Table of Contents
Quantisation Benchmark Overview
LLaMA 3 8B is one of the most popular open LLMs for inference. Running it at different precision levels, FP16 (full), INT8 (8-bit), and INT4 (4-bit), trades quality for speed and VRAM savings. Testing on a dedicated GPU server reveals exactly how much speed you gain from quantisation.
We benchmarked LLaMA 3 8B Instruct on GigaGPU servers using vLLM (FP16, AWQ INT4) and llama.cpp (GGUF Q8_0, Q4_K_M) at batch size 1 with a 512-token prompt and 256-token generation. VRAM requirements range from ~5GB (INT4) to ~16GB (FP16). For detailed memory analysis, see our LLaMA 3 VRAM requirements guide.
Tokens/sec by Precision and GPU
| GPU | VRAM | FP16 (tok/s) | INT8 (tok/s) | INT4 (tok/s) |
|---|---|---|---|---|
| RTX 3050 | 6 GB | N/A (OOM) | N/A (OOM) | 28 |
| RTX 4060 | 8 GB | N/A (OOM) | 32 | 48 |
| RTX 4060 Ti | 16 GB | 35 | 45 | 58 |
| RTX 3090 | 24 GB | 48 | 60 | 72 |
| RTX 5080 | 16 GB | 72 | 88 | 105 |
| RTX 5090 | 32 GB | 98 | 118 | 138 |
INT4 quantisation delivers 30-45% more tokens per second than FP16 on the same GPU. This speedup comes from reduced memory bandwidth requirements, as 4-bit weights transfer twice as fast as 8-bit and four times as fast as 16-bit. The RTX 5080 at INT4 (105 tok/s) outperforms the RTX 3090 at FP16 (48 tok/s) by more than 2x.
Quality Impact of Quantisation
Quantisation reduces model quality. Below we compare perplexity (lower is better) and MMLU accuracy across precision levels.
| Precision | VRAM (weights) | Perplexity (WikiText) | MMLU Accuracy | Speed Gain vs FP16 |
|---|---|---|---|---|
| FP16 | ~16GB | 6.14 | 66.5% | Baseline |
| INT8 (Q8_0) | ~8.5GB | 6.18 | 66.2% | ~25-30% |
| INT4 (Q4_K_M) | ~5GB | 6.42 | 64.8% | ~40-45% |
INT8 quantisation is nearly lossless, with perplexity increasing by just 0.04 and MMLU dropping by 0.3%. INT4 shows more degradation but remains useful for most applications. For tasks requiring maximum accuracy (coding, reasoning), prefer FP16 or INT8. For chatbots and general Q&A, INT4 is often indistinguishable in practice.
Cost Efficiency Analysis
| GPU | INT4 tok/s | Approx. Monthly Cost | tok/s per Pound |
|---|---|---|---|
| RTX 3050 | 28 | ~£45 | 0.62 |
| RTX 4060 | 48 | ~£60 | 0.80 |
| RTX 4060 Ti | 58 | ~£75 | 0.77 |
| RTX 3090 | 72 | ~£110 | 0.65 |
| RTX 5080 | 105 | ~£160 | 0.66 |
| RTX 5090 | 138 | ~£250 | 0.55 |
The RTX 4060 leads on cost efficiency for INT4 LLaMA 3 8B inference. For FP16 quality, the RTX 4060 Ti is the cheapest viable option since the 4060’s 8GB cannot fit FP16 weights.
GPU Recommendations
- INT4 budget: RTX 4060 — best tok/s per pound, 48 tok/s is fast enough for chat.

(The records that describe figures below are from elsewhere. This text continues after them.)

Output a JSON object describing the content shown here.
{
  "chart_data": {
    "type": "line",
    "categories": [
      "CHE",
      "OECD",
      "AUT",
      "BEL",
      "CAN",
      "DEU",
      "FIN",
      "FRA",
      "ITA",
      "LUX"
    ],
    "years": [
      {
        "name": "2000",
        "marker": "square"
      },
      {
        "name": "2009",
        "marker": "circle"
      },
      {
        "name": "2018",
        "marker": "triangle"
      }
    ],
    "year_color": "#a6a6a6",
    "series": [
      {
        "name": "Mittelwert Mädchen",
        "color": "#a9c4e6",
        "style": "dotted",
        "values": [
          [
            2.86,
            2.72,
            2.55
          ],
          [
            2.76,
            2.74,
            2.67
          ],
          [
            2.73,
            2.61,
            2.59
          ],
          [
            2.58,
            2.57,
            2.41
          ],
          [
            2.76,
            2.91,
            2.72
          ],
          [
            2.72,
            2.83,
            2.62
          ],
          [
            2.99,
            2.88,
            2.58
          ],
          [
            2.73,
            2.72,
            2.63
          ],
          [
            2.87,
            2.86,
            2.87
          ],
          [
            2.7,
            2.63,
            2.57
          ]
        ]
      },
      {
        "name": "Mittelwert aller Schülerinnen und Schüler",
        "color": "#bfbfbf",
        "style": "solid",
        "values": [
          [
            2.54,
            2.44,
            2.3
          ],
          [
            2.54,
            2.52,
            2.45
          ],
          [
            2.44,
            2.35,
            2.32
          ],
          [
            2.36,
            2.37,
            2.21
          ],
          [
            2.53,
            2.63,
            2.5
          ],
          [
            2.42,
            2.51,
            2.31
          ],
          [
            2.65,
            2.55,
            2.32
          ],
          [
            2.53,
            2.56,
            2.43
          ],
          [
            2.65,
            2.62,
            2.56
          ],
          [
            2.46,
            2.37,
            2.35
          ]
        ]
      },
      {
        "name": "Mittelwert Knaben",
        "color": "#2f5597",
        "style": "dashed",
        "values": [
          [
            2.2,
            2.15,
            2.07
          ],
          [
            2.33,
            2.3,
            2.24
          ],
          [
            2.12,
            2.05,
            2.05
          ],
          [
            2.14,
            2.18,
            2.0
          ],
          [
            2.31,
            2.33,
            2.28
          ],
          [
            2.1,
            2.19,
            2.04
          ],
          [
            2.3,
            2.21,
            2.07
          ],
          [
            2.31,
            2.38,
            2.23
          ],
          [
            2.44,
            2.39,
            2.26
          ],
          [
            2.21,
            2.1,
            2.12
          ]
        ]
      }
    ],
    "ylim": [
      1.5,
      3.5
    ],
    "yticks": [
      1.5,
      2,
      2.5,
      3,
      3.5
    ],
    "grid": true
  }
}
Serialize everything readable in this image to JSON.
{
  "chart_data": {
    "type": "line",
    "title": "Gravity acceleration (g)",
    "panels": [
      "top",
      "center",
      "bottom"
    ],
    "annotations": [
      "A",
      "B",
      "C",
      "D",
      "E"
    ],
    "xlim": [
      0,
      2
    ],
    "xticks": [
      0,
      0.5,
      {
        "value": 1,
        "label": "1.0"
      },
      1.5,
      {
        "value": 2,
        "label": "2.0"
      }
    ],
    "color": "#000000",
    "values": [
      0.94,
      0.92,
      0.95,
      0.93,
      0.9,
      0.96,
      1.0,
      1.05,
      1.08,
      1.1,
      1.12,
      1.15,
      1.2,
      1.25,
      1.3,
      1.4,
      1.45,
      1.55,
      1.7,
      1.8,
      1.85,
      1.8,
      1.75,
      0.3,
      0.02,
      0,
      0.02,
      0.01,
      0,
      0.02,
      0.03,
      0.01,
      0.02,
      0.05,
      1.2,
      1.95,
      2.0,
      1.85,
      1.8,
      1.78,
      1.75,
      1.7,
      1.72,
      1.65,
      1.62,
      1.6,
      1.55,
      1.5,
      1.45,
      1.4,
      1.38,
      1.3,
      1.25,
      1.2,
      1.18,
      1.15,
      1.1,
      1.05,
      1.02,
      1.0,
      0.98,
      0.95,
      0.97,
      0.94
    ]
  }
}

- FP16 budget: RTX 4060 Ti — cheapest card that fits LLaMA 3 8B in FP16.
- Best speed per cost: RTX 5080 — 105 tok/s INT4 or 72 tok/s FP16 for responsive apps.
- Maximum quality + speed: RTX 5090 — 98 tok/s at FP16, no quality compromise.
For larger LLaMA models, see the RTX 5090 LLaMA 3 70B INT4 guide. For batch size effects on throughput, check our batch size impact benchmark. Compare with other models in our best GPU for LLM inference guide or the tokens per second benchmark. Browse all results in the Benchmarks category.
Conclusion
Quantisation is the single most effective way to speed up LLM inference. INT4 delivers 40-45% more tokens per second than FP16 while using 70% less VRAM. For most applications, INT8 offers the best balance of quality and speed. Choose FP16 only when you need maximum accuracy and have the VRAM to spare, or when serving at high concurrency where quality degradation compounds.